Kharon’a para ödeyenler Acheron üzerinden Hades’in yeraltı dünyasının merkezine güvenli bir şekilde geçerlerdi. Burada ölümsüzlüğü nasıl harcayacaklarına karar verecek olan Ölü Hâkimlerinin huzuruna çıkarlardı.
Ölüler Diyarı Kayıkçısı Kharon’un Bilinen Efsaneleri
Kharon yeraltına inen neredeyse bütün mitolojik canlıların hikâyesinde yer almaktadır. Herakles 12 işinden biri olan Kerberos’u yeryüzüne çıkarma görevinde nehirden kayıkçı Kharon’u döverek geçer. Bu olaydan sonra Hades Kharon’u bir yıl boyunca uzaklaştırır. Bu bir yıl boyunca kimin ölüleri nehirden geçirdiğine dair herhangi bir efsane yoktur.
Herakles gibi Orpheus‘ da ölüler diyarına geçmiştir. Şair ve müzisyen Orpheus, Eurydike’yi kurtarabilmek için Hades’in ülkesine geçmek ister. Çok sevdiği karısının, beklenmedik ölümü üzerine Orpheus, lirini öyle bir çalmış, öyle kederli ilahiler okumuş ki bütün tanrıları ve nympheleri etkilemiş. Böylece onlar da Orpheus’u Ölüler Diyarına gidip Eurydike’yi kurtarması konusunda öğütlemişler.
Orpheus, Herakles gibi eşsiz güçte biri olmadığı için lirini çalarak Kerberos’u uyutmuştur. Kharon’u ikna etmiş, Hades’in ve Persephone‘nin gönüllerini fethetmiştir. Yeraltı Ülkesinden tekrar yeryüzüne dönüş esnasında, gün ışığına çıkana kadar dönüp geriye bakmama kuralı vardır. Karısını almış olan Orpheus dönüş yolunda tam yeryüzüne çıkacakken kuşkusuna yenik düşer. Sonuç olarak arkasına dönüp karısına baktığı anda Eurydike tekrar Hades’in Yeraltı Ülkesine döner. Aeneas, Apollon kâhinlerinin yardımıyla Avernus gölünden Yeraltı Ülkesine iner. Kerberos’u uyutucu bir şeylerle yatıştırır. Ölüler Ülkesinin kayıkçısı Kharon’u Sbyyla’nın verdiği altın dal ile ikna eder. Ve bu sayede Aeneas, yeraltına inerek intihar etmiş karısı Kartaca kraliçesi Dido ve babasıyla konuşmayı başarır.
Yunan efsanesinde pek belirli bir rol oynamayan Kharon’un, Roma’da Etrüsk etkisiyle önemli ve belirgin bir kişilik kazandığı bir gerçektir.
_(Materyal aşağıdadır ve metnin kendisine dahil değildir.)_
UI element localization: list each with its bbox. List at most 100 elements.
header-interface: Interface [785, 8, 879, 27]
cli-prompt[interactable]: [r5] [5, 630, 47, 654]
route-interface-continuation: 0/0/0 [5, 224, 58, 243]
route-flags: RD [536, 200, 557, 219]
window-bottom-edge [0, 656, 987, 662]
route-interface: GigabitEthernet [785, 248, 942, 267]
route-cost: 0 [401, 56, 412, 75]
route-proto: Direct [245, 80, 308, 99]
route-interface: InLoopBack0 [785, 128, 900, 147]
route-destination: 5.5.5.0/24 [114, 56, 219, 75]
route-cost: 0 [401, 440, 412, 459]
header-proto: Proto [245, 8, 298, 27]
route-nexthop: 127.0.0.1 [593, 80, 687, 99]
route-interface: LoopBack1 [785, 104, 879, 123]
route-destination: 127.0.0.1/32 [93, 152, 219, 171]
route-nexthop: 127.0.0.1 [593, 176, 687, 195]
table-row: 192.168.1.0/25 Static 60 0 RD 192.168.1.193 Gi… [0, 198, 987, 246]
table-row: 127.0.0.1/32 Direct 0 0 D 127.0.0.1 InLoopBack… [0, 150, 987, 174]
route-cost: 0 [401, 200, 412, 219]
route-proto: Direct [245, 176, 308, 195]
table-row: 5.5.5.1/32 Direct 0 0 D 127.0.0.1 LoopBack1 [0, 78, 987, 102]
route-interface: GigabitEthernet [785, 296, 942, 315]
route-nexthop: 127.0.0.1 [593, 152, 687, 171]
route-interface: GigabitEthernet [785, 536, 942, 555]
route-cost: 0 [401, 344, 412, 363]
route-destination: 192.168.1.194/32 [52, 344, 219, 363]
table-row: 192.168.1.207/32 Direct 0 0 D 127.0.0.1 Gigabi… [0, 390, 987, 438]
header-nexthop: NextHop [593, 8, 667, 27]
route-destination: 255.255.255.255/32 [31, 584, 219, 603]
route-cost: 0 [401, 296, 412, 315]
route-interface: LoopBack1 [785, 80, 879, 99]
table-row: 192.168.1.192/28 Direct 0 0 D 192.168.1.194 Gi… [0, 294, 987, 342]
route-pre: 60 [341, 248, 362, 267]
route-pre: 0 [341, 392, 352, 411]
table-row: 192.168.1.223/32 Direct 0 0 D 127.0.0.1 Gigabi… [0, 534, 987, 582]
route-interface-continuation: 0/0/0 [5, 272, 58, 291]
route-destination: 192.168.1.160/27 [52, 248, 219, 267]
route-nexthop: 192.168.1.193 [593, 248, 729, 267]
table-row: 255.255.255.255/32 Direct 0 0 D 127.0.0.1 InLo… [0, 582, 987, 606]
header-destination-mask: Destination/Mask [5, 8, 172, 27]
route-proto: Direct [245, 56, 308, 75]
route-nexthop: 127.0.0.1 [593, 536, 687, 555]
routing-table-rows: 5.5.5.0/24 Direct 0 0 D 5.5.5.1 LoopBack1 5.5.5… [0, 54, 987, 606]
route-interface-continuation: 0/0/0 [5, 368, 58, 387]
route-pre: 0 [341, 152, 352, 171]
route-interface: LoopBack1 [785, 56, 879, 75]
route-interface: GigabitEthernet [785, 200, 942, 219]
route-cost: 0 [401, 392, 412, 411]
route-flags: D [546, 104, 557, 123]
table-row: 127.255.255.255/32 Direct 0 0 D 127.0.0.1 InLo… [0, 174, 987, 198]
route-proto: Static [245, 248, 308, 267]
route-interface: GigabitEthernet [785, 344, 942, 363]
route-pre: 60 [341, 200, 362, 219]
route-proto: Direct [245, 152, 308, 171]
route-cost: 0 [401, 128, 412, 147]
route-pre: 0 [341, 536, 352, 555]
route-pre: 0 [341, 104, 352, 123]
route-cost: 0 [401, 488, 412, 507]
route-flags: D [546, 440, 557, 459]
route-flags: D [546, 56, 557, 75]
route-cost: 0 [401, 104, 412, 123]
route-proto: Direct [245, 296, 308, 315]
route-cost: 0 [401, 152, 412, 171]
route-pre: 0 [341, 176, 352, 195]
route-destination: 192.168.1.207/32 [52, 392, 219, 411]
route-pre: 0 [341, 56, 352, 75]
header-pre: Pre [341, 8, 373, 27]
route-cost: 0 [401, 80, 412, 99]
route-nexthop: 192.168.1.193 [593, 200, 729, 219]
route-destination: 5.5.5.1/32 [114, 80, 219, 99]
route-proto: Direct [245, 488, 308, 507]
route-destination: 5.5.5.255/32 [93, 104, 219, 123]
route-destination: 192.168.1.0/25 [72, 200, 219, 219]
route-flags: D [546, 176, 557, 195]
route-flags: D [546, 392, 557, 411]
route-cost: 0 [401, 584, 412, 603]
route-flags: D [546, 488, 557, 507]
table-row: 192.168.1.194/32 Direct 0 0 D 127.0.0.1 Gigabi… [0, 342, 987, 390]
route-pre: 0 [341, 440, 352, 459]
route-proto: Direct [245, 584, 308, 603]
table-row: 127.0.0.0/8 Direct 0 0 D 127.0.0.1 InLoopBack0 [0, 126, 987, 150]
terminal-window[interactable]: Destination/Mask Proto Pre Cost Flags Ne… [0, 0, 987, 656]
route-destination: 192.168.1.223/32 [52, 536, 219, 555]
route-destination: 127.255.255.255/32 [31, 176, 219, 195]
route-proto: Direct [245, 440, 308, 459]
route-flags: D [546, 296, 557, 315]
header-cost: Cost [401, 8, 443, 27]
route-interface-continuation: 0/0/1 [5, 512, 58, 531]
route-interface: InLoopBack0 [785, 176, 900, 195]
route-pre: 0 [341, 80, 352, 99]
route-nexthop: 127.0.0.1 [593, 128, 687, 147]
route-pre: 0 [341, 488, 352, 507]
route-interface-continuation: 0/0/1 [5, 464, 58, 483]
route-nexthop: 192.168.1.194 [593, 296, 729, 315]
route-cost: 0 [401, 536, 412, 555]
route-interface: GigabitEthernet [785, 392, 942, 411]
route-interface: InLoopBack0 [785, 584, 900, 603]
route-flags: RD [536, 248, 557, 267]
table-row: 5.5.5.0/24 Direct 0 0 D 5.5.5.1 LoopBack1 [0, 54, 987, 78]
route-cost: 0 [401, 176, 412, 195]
Etrüsk mezarlarında çok sık rastlanan simgesi, ölmekte olan insanı yeraltı ülkesine almakla tam anlamıyla öldüren bir cin olduğudur. Kharon’un asıl rol oynadığı bir yapıt, Samsatlı (Malatya bölgesinde) Lukianos’un “Öbür Dünyada Konuşmalar”dır. Eserde Hermes’in kılavuzluğunda yeraltına inen birçok ölüler – ve aralarında filozoflar – Kharon’la ve kendi kendileriyle konuşurlar, ölümden sonra her türlü varlığın boş olduğu sonucuna varırlar.